07 Apr 2026

PLEASE CHECK THE WORDING OF SARS GUARANTEES

by Freek van Rooyen, Partner, Johannesburg ,

In a recent judgment in the matter Lombard Insurance Company Limited v The Commissioner for the South African Revenue Service (Case No. 7177/2022, Gauteng Division, Pretoria), the importance of the wording of a guarantee issued to the South African Revenue Service (“SARS”) came to the fore.

Sabila Air & Sea (Pty) Ltd (“Sabila”), a licensed clearing agent and remover of goods in bond, held deferment accounts at several Customs offices across South Africa. Lombard Insurance issued six deferment guarantees in favour of SARS as security for those accounts. When Sabila was liquidated in 2018, SARS called up all six guarantees and demanded payment of approximately R10 million from Lombard Insurance. A dispute arose as to the proper interpretation of the guarantees, resulting in Lombard Insurance approaching the High Court in Pretoria seeking appropriate declaratory relief.

The relief sought in the High Court proceedings included whether the guarantees were port-specific; whether the liability ceased under section 99(5) of the Customs & Excise Act, 1964 (“the Act”); and whether the debt was prescribed.

The key findings can be summarised as follows:

  1. Where a guarantee is linked to the deferment account at a specific port, the question is whether such guarantee also covers liability at a different port. The court held that each guarantee covers liability arising only at the specific port or Customs office named in that guarantee. SARS cannot aggregate all guarantees to satisfy a composite debt, nor can it apply a guarantee issued in respect of, say, the Cape Town office to settle liabilities arising at the Durban or Port Elizabeth offices.

    The court rejected SARS' argument that the port reference was merely an administrative or risk-assessment tool with no limiting effect. The Court also held that SARS’ interpretation is "manifestly artificial and implausible," noting that each guarantee carries a discrete maximum amount tied to Sabila's exposure at a particular port. The contra preferentem rule reinforced this conclusion, since SARS itself prescribed the wording of the guarantees.
     
  2. Lombard also argued that Sabila's liability had ceased by operation of section 99(5) of the Act, which provides a two-year limitation period for certain liabilities of clearing agents. The court declined to grant a declarator on this issue, primarily because the factual record was insufficient and the motion court was not the appropriate forum to resolve the underlying factual disputes.
     
  3. Lombard furthermore argued that its own contractual liability under the guarantees had prescribed independently after three years in terms of section 11(d) of the Prescription Act. The court rejected this, confirming the well-established principle that a surety's accessory obligation cannot prescribe before that of the principal debt. Since the underlying customs duty and VAT debts attract a 30-year prescription period under section 11(a)(iii) of the Prescription Act (as debts "in respect of taxation"), Lombard's liability remained very much alive.
     
  4. In the papers Lombard disputed that VAT was covered by the guarantees. Where guarantees refer to "duties and taxes," both customs duty (under the Act) and VAT on importation (levied under the Value-Added Tax Act) fall within the ambit of the guarantees.

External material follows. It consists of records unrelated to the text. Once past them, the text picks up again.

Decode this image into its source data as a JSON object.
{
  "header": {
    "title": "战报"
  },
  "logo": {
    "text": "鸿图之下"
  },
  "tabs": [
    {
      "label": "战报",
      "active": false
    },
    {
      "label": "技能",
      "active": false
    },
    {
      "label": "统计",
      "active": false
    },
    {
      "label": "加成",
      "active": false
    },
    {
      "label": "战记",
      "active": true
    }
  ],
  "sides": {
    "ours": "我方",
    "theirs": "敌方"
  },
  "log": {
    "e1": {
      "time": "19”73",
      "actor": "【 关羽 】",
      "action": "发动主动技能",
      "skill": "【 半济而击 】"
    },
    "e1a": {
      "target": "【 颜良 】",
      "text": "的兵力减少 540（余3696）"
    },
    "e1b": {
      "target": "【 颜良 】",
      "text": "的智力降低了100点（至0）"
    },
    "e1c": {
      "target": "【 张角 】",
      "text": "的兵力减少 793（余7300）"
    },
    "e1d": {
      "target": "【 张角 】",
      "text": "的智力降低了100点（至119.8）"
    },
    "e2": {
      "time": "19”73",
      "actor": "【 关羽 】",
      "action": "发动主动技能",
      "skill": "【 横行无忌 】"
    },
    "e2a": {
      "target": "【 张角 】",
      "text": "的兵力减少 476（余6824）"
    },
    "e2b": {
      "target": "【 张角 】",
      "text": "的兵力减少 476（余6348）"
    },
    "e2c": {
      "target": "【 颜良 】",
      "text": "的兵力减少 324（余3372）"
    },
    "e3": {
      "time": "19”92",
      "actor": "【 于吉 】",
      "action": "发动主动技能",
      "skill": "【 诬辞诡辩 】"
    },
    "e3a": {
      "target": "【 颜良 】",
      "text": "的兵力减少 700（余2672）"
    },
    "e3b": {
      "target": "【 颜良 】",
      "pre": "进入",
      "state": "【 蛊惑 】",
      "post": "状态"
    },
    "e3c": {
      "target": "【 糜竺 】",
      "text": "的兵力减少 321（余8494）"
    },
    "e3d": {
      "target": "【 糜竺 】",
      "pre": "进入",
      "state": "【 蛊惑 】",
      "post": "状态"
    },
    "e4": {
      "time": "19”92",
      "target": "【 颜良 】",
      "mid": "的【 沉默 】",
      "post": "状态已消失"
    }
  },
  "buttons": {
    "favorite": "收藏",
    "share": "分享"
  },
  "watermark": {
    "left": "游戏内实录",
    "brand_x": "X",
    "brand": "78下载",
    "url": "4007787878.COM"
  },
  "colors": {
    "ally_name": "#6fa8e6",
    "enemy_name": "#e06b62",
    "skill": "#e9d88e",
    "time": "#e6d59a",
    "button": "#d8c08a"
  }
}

What is also important to note is that although labelled as "Suretyship (Guarantee)" or "Guarantee for Payment," the court found that all six instruments bear the hallmarks of suretyships — accessory obligations dependent on the principal debt owed by Sabila. This is relevant because a surety's liability rises, which also has implications for prescription as referred to above.

Takeaways from the judgment is that depending on the wording of a guarantee, the guarantee can be port- or branch-specific instruments. An insurer cannot be compelled to meet claims that arose at a port not covered by the particular guarantee presented.

Licensees should therefore ensure that they have adequate cover in place at each port where they operate. On the other hand, SARS should not assume that a large guarantee at one port will compensate for inadequate cover at another port. If the wording of a guarantee refers to a specific port, that guarantee remains tied to the liabilities of the deferment account at the specific office named therein and not to satisfy a consolidated debt.